4. It is evident that even after deodurising kerosene remains the same. There is no organic or chemical change. All that happens is that the odour is taken out, as also the impurities from the kerosene, so that it can be used as a raw material for manufacturing liniments. (It appears that after deodourising kerosene, the assessee sells the same to Warner Hindustan who manufactures the liniments). The reasoning adopted by the Supreme Court, in Tungabhadra Industries Ltd., Kurnool v. Commercial Tax Officer, Kurnool : [1961]2SCR14 to hold that vanaspati (hydrogenated oil) is and continues to be groundnut oil, applies with equal force to the facts of this case. Indeed, in this case, there is not even any organic change. The only difference in the facts of that case and this case is this. The Supreme Court has said in that case that vanaspati can be out to all uses to which groundnut oil can be put to and similarly the groundnut oil too can be put to all those uses to which vanaspati can be put to. In this case, however, while deodourised kerosene can be put to all uses to which kerosene can be put to, the kerosene cannot be put to all uses to which deodourised kerosene can be put to. On an aggregate of all the facts, however, we are of the opinion that this sole differentiating circumstance is not adequate for us to come to a different conclusion. Again, the fact that commercially they are two different products does not make any difference because commercially speaking, groundnut oil too is different from vanaspati. If a person goes to a shop and asks for groundnut oil, no trader would give him vanaspati. Similarly a person asking for vanaspati would not be given groundnut oil. Applying the same analogy, merely because, commercially speaking, kerosene and deodourised kerosene are different, it would not make any difference for the purpose of the enquiry relevant herein.
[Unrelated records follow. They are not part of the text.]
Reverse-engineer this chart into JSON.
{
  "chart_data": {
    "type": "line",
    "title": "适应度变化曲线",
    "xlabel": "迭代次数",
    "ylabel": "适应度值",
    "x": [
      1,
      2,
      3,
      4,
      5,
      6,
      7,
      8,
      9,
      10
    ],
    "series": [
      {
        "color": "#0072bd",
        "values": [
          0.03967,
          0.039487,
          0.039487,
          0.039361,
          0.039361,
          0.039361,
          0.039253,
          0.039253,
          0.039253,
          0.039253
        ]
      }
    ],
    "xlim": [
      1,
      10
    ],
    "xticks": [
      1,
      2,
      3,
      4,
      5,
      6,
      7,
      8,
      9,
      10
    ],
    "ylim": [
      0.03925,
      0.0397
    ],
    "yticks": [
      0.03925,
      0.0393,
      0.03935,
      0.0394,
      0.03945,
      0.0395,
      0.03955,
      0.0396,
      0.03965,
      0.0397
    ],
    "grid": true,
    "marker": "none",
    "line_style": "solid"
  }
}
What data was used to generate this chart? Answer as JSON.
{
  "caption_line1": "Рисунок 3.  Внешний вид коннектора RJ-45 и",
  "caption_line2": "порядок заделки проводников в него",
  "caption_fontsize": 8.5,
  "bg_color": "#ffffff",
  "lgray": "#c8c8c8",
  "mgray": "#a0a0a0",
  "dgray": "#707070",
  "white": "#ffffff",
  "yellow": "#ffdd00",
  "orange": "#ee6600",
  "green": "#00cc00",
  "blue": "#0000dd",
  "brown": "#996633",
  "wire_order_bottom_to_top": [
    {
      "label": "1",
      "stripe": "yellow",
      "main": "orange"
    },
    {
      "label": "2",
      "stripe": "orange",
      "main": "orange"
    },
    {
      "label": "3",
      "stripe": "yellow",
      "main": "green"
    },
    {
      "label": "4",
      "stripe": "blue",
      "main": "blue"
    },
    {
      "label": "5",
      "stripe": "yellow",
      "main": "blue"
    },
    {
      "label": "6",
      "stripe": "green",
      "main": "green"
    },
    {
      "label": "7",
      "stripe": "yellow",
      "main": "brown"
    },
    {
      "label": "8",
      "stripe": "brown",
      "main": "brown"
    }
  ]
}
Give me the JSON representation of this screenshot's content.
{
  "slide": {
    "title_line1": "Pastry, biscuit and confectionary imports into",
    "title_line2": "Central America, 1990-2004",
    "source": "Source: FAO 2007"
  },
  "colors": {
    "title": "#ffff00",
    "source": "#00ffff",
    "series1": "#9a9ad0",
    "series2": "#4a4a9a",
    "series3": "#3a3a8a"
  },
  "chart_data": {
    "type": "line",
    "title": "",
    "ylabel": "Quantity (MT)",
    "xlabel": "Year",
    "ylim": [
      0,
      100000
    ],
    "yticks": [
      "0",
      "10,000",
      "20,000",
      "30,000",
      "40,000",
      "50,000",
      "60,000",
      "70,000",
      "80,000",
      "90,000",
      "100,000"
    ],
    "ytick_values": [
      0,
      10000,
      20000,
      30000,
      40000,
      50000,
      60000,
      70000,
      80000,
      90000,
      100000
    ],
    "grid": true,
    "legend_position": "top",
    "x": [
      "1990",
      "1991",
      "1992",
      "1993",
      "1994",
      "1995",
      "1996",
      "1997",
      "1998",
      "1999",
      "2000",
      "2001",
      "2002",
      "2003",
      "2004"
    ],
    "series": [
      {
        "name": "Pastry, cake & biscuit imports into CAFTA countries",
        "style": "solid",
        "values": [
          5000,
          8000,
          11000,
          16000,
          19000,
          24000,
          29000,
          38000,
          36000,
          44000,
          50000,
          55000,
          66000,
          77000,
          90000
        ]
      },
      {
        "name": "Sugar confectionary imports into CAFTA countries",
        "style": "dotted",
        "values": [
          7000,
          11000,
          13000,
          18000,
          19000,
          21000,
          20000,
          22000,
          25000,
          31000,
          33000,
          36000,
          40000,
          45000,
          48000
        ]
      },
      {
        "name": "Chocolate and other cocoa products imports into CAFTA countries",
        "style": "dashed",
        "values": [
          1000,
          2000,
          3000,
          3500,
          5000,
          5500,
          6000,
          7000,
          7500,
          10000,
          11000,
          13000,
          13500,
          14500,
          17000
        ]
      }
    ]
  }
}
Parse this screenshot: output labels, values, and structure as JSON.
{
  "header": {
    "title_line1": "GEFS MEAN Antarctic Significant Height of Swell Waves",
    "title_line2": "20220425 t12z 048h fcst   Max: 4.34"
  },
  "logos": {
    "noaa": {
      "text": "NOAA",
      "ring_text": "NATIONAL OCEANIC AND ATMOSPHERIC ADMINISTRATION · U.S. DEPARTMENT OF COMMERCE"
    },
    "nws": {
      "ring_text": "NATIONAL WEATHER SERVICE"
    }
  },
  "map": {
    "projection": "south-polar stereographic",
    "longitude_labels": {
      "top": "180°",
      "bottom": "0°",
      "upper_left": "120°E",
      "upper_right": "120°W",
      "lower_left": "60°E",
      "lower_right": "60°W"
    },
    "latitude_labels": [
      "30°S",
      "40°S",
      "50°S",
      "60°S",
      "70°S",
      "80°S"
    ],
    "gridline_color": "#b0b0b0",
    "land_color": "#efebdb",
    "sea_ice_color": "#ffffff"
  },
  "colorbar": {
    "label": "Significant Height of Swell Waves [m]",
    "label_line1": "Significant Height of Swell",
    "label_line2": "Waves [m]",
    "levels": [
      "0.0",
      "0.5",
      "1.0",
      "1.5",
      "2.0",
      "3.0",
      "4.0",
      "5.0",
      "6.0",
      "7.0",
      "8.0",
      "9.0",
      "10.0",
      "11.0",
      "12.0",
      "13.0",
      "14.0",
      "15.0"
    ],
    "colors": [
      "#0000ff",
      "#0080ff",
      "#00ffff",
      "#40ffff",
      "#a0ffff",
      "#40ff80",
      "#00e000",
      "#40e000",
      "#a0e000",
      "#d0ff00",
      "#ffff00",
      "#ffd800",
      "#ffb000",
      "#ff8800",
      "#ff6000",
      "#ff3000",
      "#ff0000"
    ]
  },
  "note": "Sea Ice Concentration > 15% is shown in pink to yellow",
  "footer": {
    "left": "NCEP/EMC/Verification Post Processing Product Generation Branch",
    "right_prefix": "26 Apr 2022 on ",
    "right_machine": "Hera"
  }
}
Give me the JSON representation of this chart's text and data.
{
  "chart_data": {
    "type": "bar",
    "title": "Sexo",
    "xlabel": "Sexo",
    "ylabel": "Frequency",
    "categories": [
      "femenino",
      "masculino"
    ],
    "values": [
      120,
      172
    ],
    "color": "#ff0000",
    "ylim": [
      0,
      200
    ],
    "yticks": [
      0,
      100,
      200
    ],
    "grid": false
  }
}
5. The Tribunal, inter alia, relied upon the fact that the value of these two goods in different, to come to the conclusion that both are different goods. In our opinion, however, that cannot be a relevant fact because even in the case of groundnut oil and vanaspati, the values or prices do differ.

6. For the above reasons, we are of the opinion that deodourised kerosene is kerosene for the purpose of entry in item 31(d) in the First Schedule to the Andhra Pradesh General Sales Tax Act. The revisions are partly allowed. The assessments already made shall be accordingly revised. Advocate's fee Rs. 200 in each.